Chủ Nhật, 23 tháng 9, 2007

Wall Street Journal Cover Story: The Dark Side Of The Legal Job Market

"For graduates of elite law schools, prospects have never been better. But the majority of law-school graduates are suffering from long-term economic trends are suppressing pay and job growth. The result: Graduates who don’t score at the top of their class are struggling to find well-paying jobs to make payments on law-school debts that can top $100,000. Some are taking temporary contract work, reviewing documents for as little as $20 an hour, without benefits. And many are blaming their law schools for failing to warn them about the dark side of the job market.

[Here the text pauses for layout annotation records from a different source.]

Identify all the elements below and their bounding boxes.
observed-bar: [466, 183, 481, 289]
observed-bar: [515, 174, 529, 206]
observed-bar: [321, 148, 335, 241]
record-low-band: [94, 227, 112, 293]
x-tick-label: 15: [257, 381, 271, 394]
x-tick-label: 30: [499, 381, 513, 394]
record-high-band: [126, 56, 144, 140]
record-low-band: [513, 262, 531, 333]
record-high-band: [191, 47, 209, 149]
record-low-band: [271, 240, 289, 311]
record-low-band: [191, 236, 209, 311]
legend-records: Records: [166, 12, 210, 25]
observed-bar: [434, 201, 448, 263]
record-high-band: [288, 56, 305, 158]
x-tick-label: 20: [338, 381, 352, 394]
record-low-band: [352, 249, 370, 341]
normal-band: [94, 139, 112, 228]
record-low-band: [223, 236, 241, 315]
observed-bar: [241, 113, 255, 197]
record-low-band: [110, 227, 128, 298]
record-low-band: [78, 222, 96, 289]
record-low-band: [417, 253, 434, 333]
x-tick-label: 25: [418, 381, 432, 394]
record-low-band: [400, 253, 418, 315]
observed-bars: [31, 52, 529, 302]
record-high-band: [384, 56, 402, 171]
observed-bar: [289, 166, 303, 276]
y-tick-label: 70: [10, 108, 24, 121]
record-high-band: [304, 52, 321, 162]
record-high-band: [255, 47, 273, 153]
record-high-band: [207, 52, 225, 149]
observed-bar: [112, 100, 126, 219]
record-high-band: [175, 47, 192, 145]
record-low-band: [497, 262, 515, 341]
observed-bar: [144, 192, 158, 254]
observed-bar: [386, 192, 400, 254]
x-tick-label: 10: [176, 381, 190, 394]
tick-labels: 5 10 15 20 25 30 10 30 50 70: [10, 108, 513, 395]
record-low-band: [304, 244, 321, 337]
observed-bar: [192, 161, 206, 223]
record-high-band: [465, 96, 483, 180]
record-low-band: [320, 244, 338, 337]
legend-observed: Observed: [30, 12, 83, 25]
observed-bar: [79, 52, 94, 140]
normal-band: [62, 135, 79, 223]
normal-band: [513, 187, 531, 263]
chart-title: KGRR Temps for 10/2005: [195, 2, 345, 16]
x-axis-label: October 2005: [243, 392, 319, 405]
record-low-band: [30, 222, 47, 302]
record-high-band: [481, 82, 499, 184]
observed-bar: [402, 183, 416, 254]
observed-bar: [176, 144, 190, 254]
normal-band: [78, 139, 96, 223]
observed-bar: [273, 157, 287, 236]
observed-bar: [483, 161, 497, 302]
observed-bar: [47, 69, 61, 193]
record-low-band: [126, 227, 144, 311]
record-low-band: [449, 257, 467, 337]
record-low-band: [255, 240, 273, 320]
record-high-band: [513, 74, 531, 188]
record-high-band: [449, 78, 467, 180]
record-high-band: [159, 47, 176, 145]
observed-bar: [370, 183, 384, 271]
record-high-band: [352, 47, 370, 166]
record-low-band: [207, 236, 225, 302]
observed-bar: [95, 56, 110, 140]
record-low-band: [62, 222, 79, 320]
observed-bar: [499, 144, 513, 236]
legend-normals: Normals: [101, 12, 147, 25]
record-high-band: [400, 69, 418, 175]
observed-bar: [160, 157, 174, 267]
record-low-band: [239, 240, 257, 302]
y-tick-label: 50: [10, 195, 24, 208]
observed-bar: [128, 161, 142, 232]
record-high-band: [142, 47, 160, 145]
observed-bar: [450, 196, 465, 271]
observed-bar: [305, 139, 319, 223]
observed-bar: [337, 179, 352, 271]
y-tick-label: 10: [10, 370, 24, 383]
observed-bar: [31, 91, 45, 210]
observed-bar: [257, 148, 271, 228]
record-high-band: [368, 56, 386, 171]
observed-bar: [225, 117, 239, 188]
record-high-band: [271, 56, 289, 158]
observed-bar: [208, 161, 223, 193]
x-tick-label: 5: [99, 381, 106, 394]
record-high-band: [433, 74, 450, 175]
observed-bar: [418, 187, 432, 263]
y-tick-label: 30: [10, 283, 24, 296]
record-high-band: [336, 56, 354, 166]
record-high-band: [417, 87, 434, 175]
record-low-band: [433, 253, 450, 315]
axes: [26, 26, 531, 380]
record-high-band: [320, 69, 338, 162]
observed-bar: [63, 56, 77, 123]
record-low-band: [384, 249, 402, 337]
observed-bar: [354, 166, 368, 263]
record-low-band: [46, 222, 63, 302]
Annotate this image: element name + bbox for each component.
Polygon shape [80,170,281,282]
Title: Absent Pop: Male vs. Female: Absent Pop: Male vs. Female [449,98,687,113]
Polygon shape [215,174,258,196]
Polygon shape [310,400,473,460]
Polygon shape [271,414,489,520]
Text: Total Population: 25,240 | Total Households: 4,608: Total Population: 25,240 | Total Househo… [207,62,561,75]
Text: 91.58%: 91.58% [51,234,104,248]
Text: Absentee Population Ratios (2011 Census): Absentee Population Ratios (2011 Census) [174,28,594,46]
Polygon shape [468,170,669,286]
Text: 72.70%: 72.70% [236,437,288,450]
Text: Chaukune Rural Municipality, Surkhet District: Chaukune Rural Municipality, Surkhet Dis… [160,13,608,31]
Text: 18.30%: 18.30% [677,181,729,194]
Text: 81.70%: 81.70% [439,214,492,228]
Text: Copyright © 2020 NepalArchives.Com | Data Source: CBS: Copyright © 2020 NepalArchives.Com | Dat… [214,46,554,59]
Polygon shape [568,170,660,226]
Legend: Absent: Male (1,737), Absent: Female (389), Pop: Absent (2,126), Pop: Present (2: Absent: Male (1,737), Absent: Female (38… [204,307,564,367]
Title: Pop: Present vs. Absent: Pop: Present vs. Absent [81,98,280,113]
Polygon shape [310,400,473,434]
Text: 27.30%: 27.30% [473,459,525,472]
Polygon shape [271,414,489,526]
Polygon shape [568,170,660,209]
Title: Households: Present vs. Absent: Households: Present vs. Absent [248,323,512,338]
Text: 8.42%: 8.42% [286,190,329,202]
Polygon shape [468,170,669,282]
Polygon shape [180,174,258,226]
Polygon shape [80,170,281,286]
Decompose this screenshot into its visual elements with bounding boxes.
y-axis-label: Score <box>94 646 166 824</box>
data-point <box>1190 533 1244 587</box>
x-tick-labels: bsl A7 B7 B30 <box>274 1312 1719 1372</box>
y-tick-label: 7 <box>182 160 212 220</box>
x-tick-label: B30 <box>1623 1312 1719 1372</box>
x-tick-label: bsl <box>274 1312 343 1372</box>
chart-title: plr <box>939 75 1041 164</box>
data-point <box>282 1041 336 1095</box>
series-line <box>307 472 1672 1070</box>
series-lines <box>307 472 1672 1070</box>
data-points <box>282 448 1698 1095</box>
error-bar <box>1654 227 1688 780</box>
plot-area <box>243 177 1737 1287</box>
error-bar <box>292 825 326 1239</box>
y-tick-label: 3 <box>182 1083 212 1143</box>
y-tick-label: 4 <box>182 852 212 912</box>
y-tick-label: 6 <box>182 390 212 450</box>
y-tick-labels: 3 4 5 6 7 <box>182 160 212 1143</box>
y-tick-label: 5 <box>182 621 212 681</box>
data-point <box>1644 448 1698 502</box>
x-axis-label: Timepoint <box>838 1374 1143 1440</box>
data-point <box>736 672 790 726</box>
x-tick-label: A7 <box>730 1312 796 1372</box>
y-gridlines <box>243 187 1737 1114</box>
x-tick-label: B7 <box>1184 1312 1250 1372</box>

That’s the subject of a page-one story in the Journal Monday. The story includes lots of data and real-life examples showing how life outside BigLaw has gotten tougher, and how some law schools are doing their best not to let the word out. The 2,300-word story even has a shout-out to the infamous Loyola 2L, who has been beating a drum of discontent about the legal market around the legal blogosphere.

The culprit appears to be, in part, a slack in demand: Growth in legal sector has lagged the broader economy since the late 1980s. At the same time, more lawyers are entering the work force with greater and greater amounts of debt, thanks to hefty tuition hikes. The story cites surveys and government data showing wage stagnation for lawyers across the nation.

The only employment data that many prospective law students see come from school-promoted surveys that provide a far-from-complete portrait of graduate experiences. For example, Tulane University (pictured) reports that its law-school graduates entering the job market in 2005 had a median salary of $135,000. But that is based on a survey that only 24% of that year’s graduates completed, and those who did so likely represent the cream of the class, a Tulane official conceded.

Some law-school academics are calling for the distribution of more-accurate employment information. “Prospective students need solid comparative data on employment outcomes, [but] very few law schools provide such data,” says Andrew Morriss, a law professor at the University of Illinois who has studied the market for new lawyers."